When Franklin D. Roosevelt was serving his third term in the Presidency during World War II, he had severe heart disease and lost a lot of weight, and his doctors knew he was in poor health, and even probably dying, but the idea of Vice President Henry A. Wallace taking over temporarily, or even being given much information about the President’s condition, was rejected. This could have partially been motivated by FDR’s egotism that only he could do the job as President, and also the growing disillusionment with Wallace as second in command, leading to the move to drop him from the ticket in 1944, replacing him with Harry Truman.
Dwight D. Eisenhower had a severe heart attack in 1955, and the effort of the White House was to minimize the health crisis, but Ike did allow Vice President Richard Nixon to take over duties of the President in a very public way, unusual and unique, but adding to Nixon’s credentials that he was fully qualified for the Presidency, based on that experience and two other lesser health issues that the President suffered in 1956 and 1957.
When Ronald Reagan was shot in 1981 by John Hinckley, no direct move to invoke the 25th Amendment was made to allow George H. W. Bush to take over. And when Reagan gave some staff people concern over his mental stability in the second term, White House Chief of Staff Howard Baker arranged for some crucial observations and evaluations of the President’s ability to do his job, and came away believing Reagan was capable of fulfilling his duties, so that the 25th Amendment was again not put into play. However, when Reagan had colon cancer surgery in 1985 Vice President George H. W. Bush was given full authority to act as president under the 25th Amendment. This was a first. His “presidency” lasted 7 hours and 50 minutes.
President George H. W. Bush had a virus while on a diplomatic trip to Japan, vomiting on the Japanese Prime Minister in 1992, but the incident was brushed off as nothing to be concerned about, as Bush was in the process of running for reelection. He recovered quickly, and no consideration of Vice President Dan Quayle taking over was made. Nor was any action taken when Bush had an incident known as “atrial fibrillation,” an irregular heartbeat, in 1991.

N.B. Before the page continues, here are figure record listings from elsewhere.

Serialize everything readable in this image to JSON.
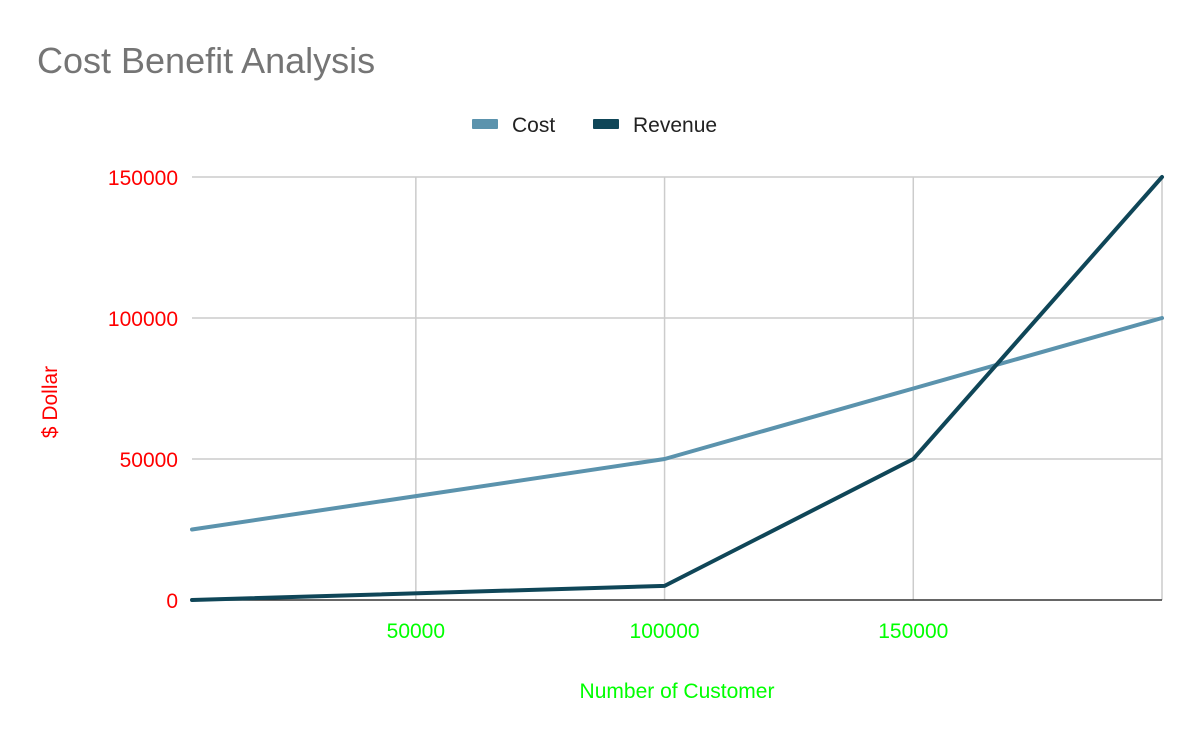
{
  "chart_data": {
    "type": "line",
    "title": "Cost Benefit Analysis",
    "xlabel": "Number of Customer",
    "ylabel": "$ Dollar",
    "x": [
      5000,
      100000,
      150000,
      200000
    ],
    "series": [
      {
        "name": "Cost",
        "values": [
          25000,
          50000,
          75000,
          100000
        ],
        "color": "#5b93ad"
      },
      {
        "name": "Revenue",
        "values": [
          0,
          5000,
          50000,
          150000
        ],
        "color": "#0f4658"
      }
    ],
    "xlim": [
      5000,
      200000
    ],
    "ylim": [
      0,
      150000
    ],
    "xticks": [
      50000,
      100000,
      150000
    ],
    "xtick_labels": [
      "50000",
      "100000",
      "150000"
    ],
    "yticks": [
      0,
      50000,
      100000,
      150000
    ],
    "ytick_labels": [
      "0",
      "50000",
      "100000",
      "150000"
    ],
    "grid": true,
    "legend_position": "top-center",
    "colors": {
      "x_axis_text": "#00ff00",
      "y_axis_text": "#ff0000",
      "title": "#757575",
      "grid": "#cccccc",
      "axis": "#333333"
    }
  }
}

His son, George W. Bush, had two colonoscopies in 2002 and 2007, with Vice President Dick Cheney taking power under the 25th Amendment for a few hours each time, but otherwise the Amendment has never seriously been put into play.
The fact that Hillary Clinton has pneumonia is not cause for hysteria, as it is very common, and easily treated, but what this news does do is make one think about who is Vice President in the next term, and clearly, the thought of a Tim Kaine succeeding to the Presidency is far more acceptable and comforting than if Mike Pence were to be next in line. But no President or Presidential candidate is likely to volunteer more information about his or her health publicly, except under media pressure. One can be sure that Donald Trump would be no more willing to reveal anything about his health except under public demand, which may happen now for both candidates, due to the Hillary Clinton news story.